When too many cooks don’t necessarily spoil the broth…
Quick post today with a link to a great article by a board member of the Philadelphia Museum of Art, Dr Luther Brady, in which he compares art authentication with the approaches used for medical science.
It struck a chord with me. I’ve been thinking about similar things myself recently. In an email response to a query from a friend recently, I wrote the following:
My overall response to all your questions is that painting authentication is an inexact science. Given the number of people making a living out of playing the system and doing a good job of making forgeries that include all of the things that experts use to authenticate works of art, it is impossible for anyone to be 100% right 100% of the time. It all comes down to terminology – if the term ‘authentication’ is used, there is an assumption that an objective and scientific rigour has been applied to assessing authorship.
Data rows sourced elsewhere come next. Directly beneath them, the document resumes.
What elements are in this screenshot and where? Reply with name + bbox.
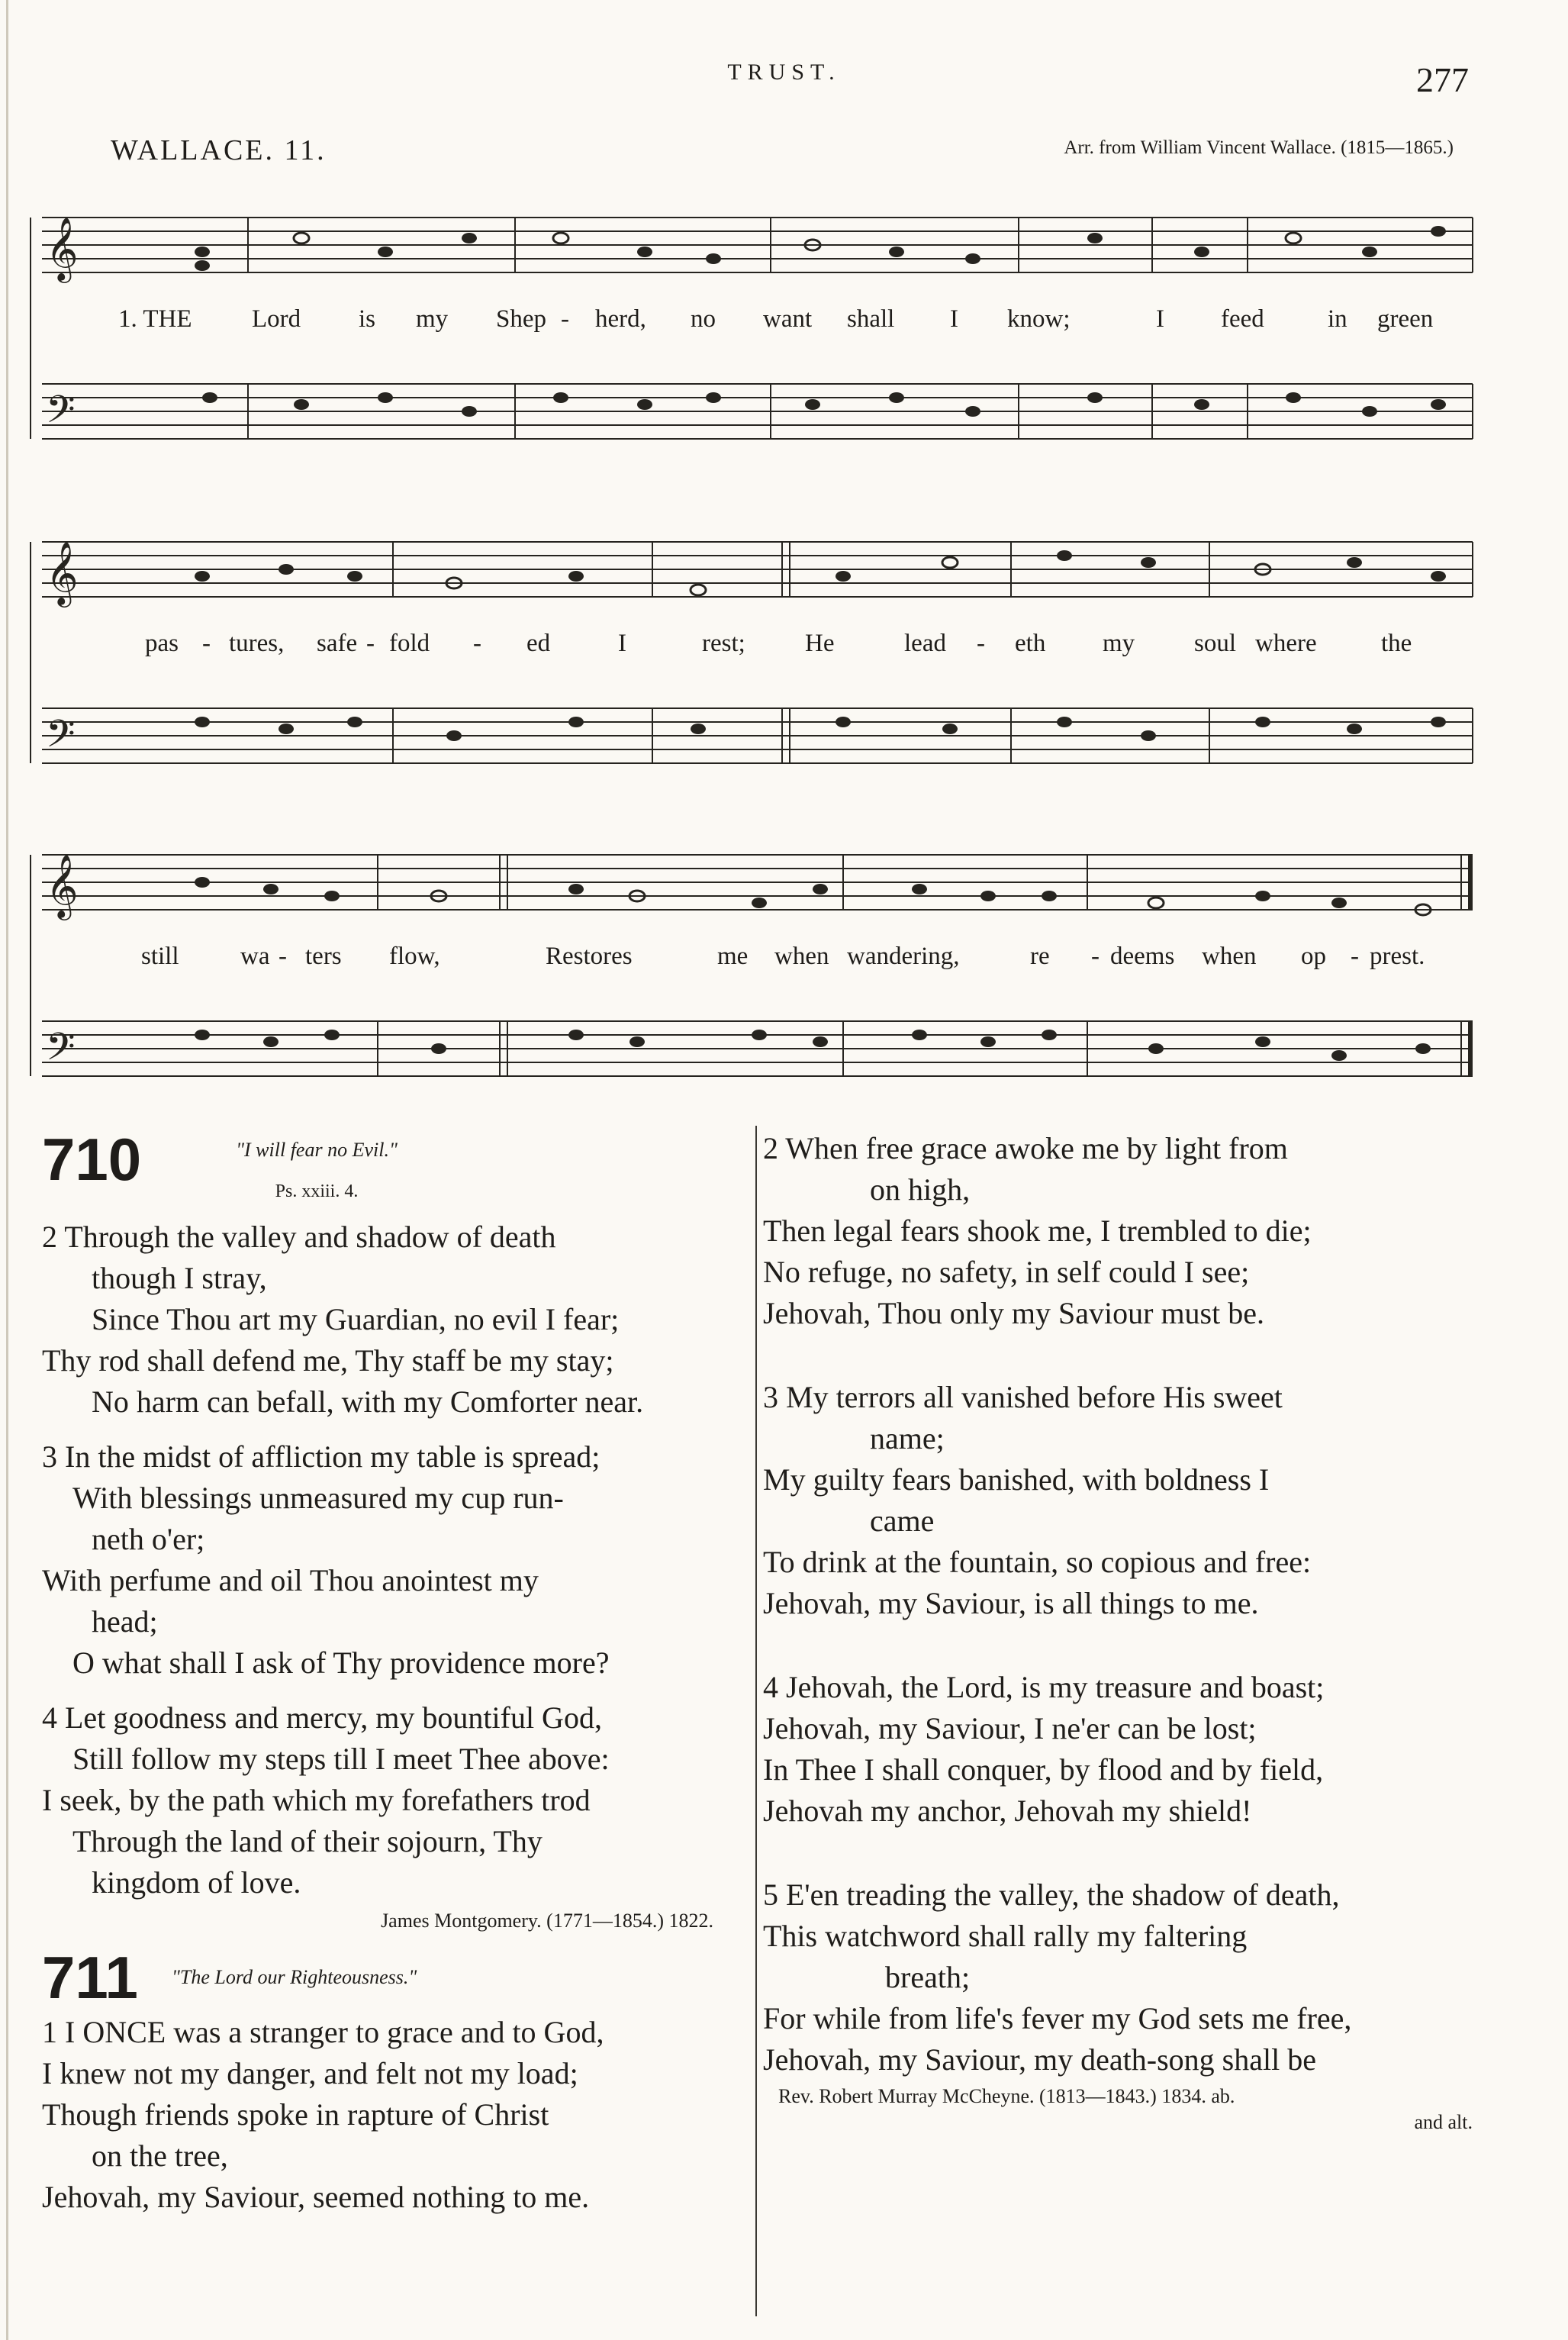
lyric-syllable: want (763, 305, 813, 333)
verse-line: No harm can befall, with my Comforter near. (92, 1384, 644, 1419)
verse-line: With blessings unmeasured my cup run- (72, 1481, 564, 1515)
verse-line: I seek, by the path which my forefathers trod (42, 1783, 591, 1817)
verse-line: on high, (870, 1172, 971, 1207)
lyric-syllable: no (691, 305, 716, 333)
hymn-711-credit-suffix: and alt. (1414, 2111, 1473, 2133)
lyric-syllable: - (202, 630, 211, 657)
music-system-3 (27, 824, 1476, 1099)
verse-line: I knew not my danger, and felt not my load; (42, 2056, 578, 2090)
stanza-1 (42, 2012, 744, 2218)
lyric-syllable: wa (240, 943, 270, 970)
verse-line: Jehovah, my Saviour, is all things to me. (763, 1586, 1259, 1620)
lyric-syllable: my (416, 305, 449, 333)
lyric-syllable: rest; (702, 630, 745, 657)
hymn-710-author-credit: James Montgomery. (1771—1854.) 1822. (381, 1910, 713, 1932)
verse-line: With perfume and oil Thou anointest my (42, 1563, 539, 1597)
lyric-syllable: eth (1015, 630, 1046, 657)
lyric-syllable: soul (1194, 630, 1237, 657)
verse-line: My guilty fears banished, with boldness I (763, 1462, 1270, 1497)
lyric-syllable: my (1103, 630, 1135, 657)
verse-line: Though friends spoke in rapture of Christ (42, 2097, 549, 2132)
verse-line: This watchword shall rally my faltering (763, 1919, 1248, 1953)
lyric-syllable: op (1301, 943, 1326, 970)
lyric-syllable: I (950, 305, 958, 333)
lyric-syllable: prest. (1370, 943, 1425, 970)
verse-line: 4 Let goodness and mercy, my bountiful God, (42, 1700, 602, 1735)
lyric-syllable: when (774, 943, 829, 970)
lyric-syllable: Lord (252, 305, 301, 333)
verse-line: Jehovah, my Saviour, my death-song shall be (763, 2042, 1316, 2077)
stanza-3 (763, 1377, 1480, 1624)
verse-line: Since Thou art my Guardian, no evil I fear; (92, 1302, 620, 1336)
verse-line: No refuge, no safety, in self could I see; (763, 1255, 1250, 1289)
lyric-syllable: safe (317, 630, 358, 657)
verse-line: 3 My terrors all vanished before His sweet (763, 1380, 1283, 1414)
hymn-710-header (42, 1126, 744, 1212)
lyric-syllable: Shep (496, 305, 546, 333)
verse-line: Jehovah, Thou only my Saviour must be. (763, 1296, 1264, 1330)
verse-line: 2 Through the valley and shadow of death (42, 1220, 556, 1254)
left-column (42, 1126, 744, 2218)
lyric-syllable: - (561, 305, 569, 333)
page-edge (6, 0, 8, 2340)
lyric-syllable: green (1377, 305, 1434, 333)
lyric-syllable: still (141, 943, 179, 970)
hymn-title: "The Lord our Righteousness." (172, 1966, 417, 1988)
lyric-syllable: ed (526, 630, 551, 657)
bass-clef-icon: 𝄢 (46, 1027, 76, 1077)
stanza-4 (763, 1667, 1480, 1832)
lyric-syllable: in (1328, 305, 1347, 333)
music-system-1 (27, 187, 1476, 462)
lyric-syllable: I (618, 630, 626, 657)
verse-line: 4 Jehovah, the Lord, is my treasure and boast; (763, 1670, 1325, 1704)
verse-line: Through the land of their sojourn, Thy (72, 1824, 543, 1858)
hymn-title: "I will fear no Evil." (236, 1139, 398, 1161)
lyric-syllable: Restores (546, 943, 633, 970)
lyric-syllable: tures, (229, 630, 285, 657)
scripture-reference: Ps. xxiii. 4. (275, 1181, 359, 1201)
lyric-syllable: know; (1007, 305, 1071, 333)
lyric-syllable: fold (389, 630, 430, 657)
lyric-syllable: feed (1221, 305, 1264, 333)
lyric-syllable: deems (1110, 943, 1175, 970)
tune-credit: Arr. from William Vincent Wallace. (1815—1865.) (1064, 137, 1454, 158)
lyric-syllable: herd, (595, 305, 646, 333)
lyric-syllable: I (1156, 305, 1164, 333)
lyric-syllable: when (1202, 943, 1257, 970)
verse-line: though I stray, (92, 1261, 267, 1295)
verse-line: kingdom of love. (92, 1865, 301, 1900)
verse-line: head; (92, 1604, 158, 1639)
verse-line: Jehovah, my Saviour, seemed nothing to me. (42, 2180, 590, 2214)
verse-line: on the tree, (92, 2139, 228, 2173)
lyric-syllable: lead (904, 630, 946, 657)
stanza-2 (42, 1217, 744, 1423)
lyric-syllable: - (1091, 943, 1100, 970)
hymn-711-header (42, 1944, 744, 2011)
verse-line: To drink at the fountain, so copious and free: (763, 1545, 1312, 1579)
verse-line: 1 I ONCE was a stranger to grace and to God, (42, 2015, 604, 2049)
lyric-syllable: ters (305, 943, 342, 970)
lyric-syllable: pas (145, 630, 179, 657)
bass-clef-icon: 𝄢 (46, 389, 76, 440)
lyric-syllable: - (366, 630, 375, 657)
lyric-syllable: flow, (389, 943, 440, 970)
lyric-syllable: shall (847, 305, 895, 333)
verse-line: 2 When free grace awoke me by light from (763, 1131, 1288, 1165)
lyric-syllable: wandering, (847, 943, 960, 970)
lyric-syllable: the (1381, 630, 1412, 657)
verse-line: Then legal fears shook me, I trembled to die; (763, 1214, 1312, 1248)
treble-clef-icon: 𝄞 (46, 856, 79, 917)
lyric-syllable: - (1351, 943, 1359, 970)
stanza-4 (42, 1697, 744, 1903)
lyric-syllable: He (805, 630, 835, 657)
page-number: 277 (1416, 60, 1469, 99)
lyric-syllable: is (359, 305, 376, 333)
music-system-2 (27, 511, 1476, 786)
verse-line: Thy rod shall defend me, Thy staff be my stay; (42, 1343, 614, 1378)
lyric-syllable: where (1255, 630, 1317, 657)
verse-line: came (870, 1504, 935, 1538)
verse-line: Jehovah my anchor, Jehovah my shield! (763, 1794, 1252, 1828)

Taking a different perspective – let’s think about it in the context of medical science. You have a sore gut and go to your GP. The GP offers an expert opinion about what may be wrong with you and provides suitable remedies and prescriptions. A week later, you’re still unwell, so you return – ie: your GP was wrong. GP sends you to a specialist, who also offers an opinion. Another week later, still sick (ie: your specialist was also wrong in the expert opinion she formed), you head back to the specialist, who recommends a biopsy. In the lab, what’s really bothering you is identified and a course of treatment plotted out. Lesson from this, as in the art world – no expert is ever 100% right 100% of the time. But the art world is particularly tricky as you have unscrupulous people setting things up to also fool the scientists in the lab, as well as fabricating ‘symptoms’ (provenance etc) to deliberately fool experts.
The most effective way to authenticate a painting is to combine all three approaches – connoisseurship (expert knowledge of an artist’s ‘hand’), scholarship (examination of the historical record) and scientific examination. If all three boxes are ticked, there’s a better-than-most chance that the work of art is OK. But it’s still not 100%. There are too many variables.